Oggi, ChatGPT è in grado di risolvere problemi sociali complessi. E, secondo la dottoressa Lauri Goldkind, “può aiutare a colmare il vuoto lasciato dall’accesso intermittente ai servizi di salute mentale come la terapia“.
Ma un robot non può fungere da terapeuta.
Infatti, la dottoressa Margaret Mitchell, responsabile dell’etica della startup Hugging Face, sostiene che, di fronte a problemi più complessi o gravi disagi emotivi, sia meglio limitare l’uso dei chatbot.
Potrebbero portare a discussioni problematiche o stimolare pensieri negativi. Il fatto che non abbiamo il pieno controllo su ciò che questi sistemi possono dire è un grosso problema
Lo stesso product policy manager di OpenAi, Andrea Vallone, ha dichiarato che l’azienda si è impegnata perché ChatGpt incoraggiasse gli utenti in difficoltà a cercare un sostegno umane. Ha specificato, inoltre, che il sistema non è destinato a essere utilizzato in sostituzione di una terapia di salute mentale.
Alla stessa conclusione è giunto Christopher Waldeck, che ha ammesso come ChatGPT non possa, in alcun modo, sostituire un’interazione umana, per quanto questa possa essere difficile.
Le persone nello spettro potrebbero trovare più facile socializzare con ChatGPT, ma fare troppo affidamento su di esso potrebbe impedire loro di essere preparati per le abilità sociali necessarie quando comunicano con persone neurotipiche nella società. Causerebbe gli stessi problemi di non comunicare affatto con le persone.
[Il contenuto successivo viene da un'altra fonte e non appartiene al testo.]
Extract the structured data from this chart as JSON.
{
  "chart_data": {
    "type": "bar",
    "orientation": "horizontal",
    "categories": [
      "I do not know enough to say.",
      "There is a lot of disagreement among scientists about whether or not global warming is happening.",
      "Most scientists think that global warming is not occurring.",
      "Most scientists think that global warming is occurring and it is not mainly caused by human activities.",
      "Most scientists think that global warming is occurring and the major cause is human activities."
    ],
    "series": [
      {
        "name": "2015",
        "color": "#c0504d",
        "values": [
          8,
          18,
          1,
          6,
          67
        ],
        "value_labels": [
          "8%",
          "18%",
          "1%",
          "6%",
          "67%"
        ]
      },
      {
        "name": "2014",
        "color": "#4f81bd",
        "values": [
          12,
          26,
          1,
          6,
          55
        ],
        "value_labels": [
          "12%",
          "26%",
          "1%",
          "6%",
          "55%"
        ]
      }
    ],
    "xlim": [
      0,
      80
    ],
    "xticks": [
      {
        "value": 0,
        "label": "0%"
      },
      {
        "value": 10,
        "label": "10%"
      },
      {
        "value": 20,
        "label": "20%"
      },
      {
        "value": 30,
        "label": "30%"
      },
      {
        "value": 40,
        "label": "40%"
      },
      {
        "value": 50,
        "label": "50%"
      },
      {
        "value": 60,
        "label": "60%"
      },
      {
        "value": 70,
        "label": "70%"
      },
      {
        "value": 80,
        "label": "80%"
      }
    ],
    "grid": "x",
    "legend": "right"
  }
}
So per certo che le mie capacità comunicative migliorano man mano che parlo con le persone. Non è facile, ma a volte il percorso facile può renderti compiacente e non aiutarti a migliorare. La realtà è che le persone hanno bisogno di comunicare con altre persone per migliorare la comunicazione
In ogni caso, secondo la dottoressa Mitchell, i progressi futuri nel campo dell’AI porteranno a chatbot ottimizzati per la terapia, anche per persone con esigenze specifiche, tra cui l’autismo.
Per ora, ChatGPT può essere di grande supporto soprattutto per chi non può contare su un’altra persona che capisca il suo stile di comunicazione.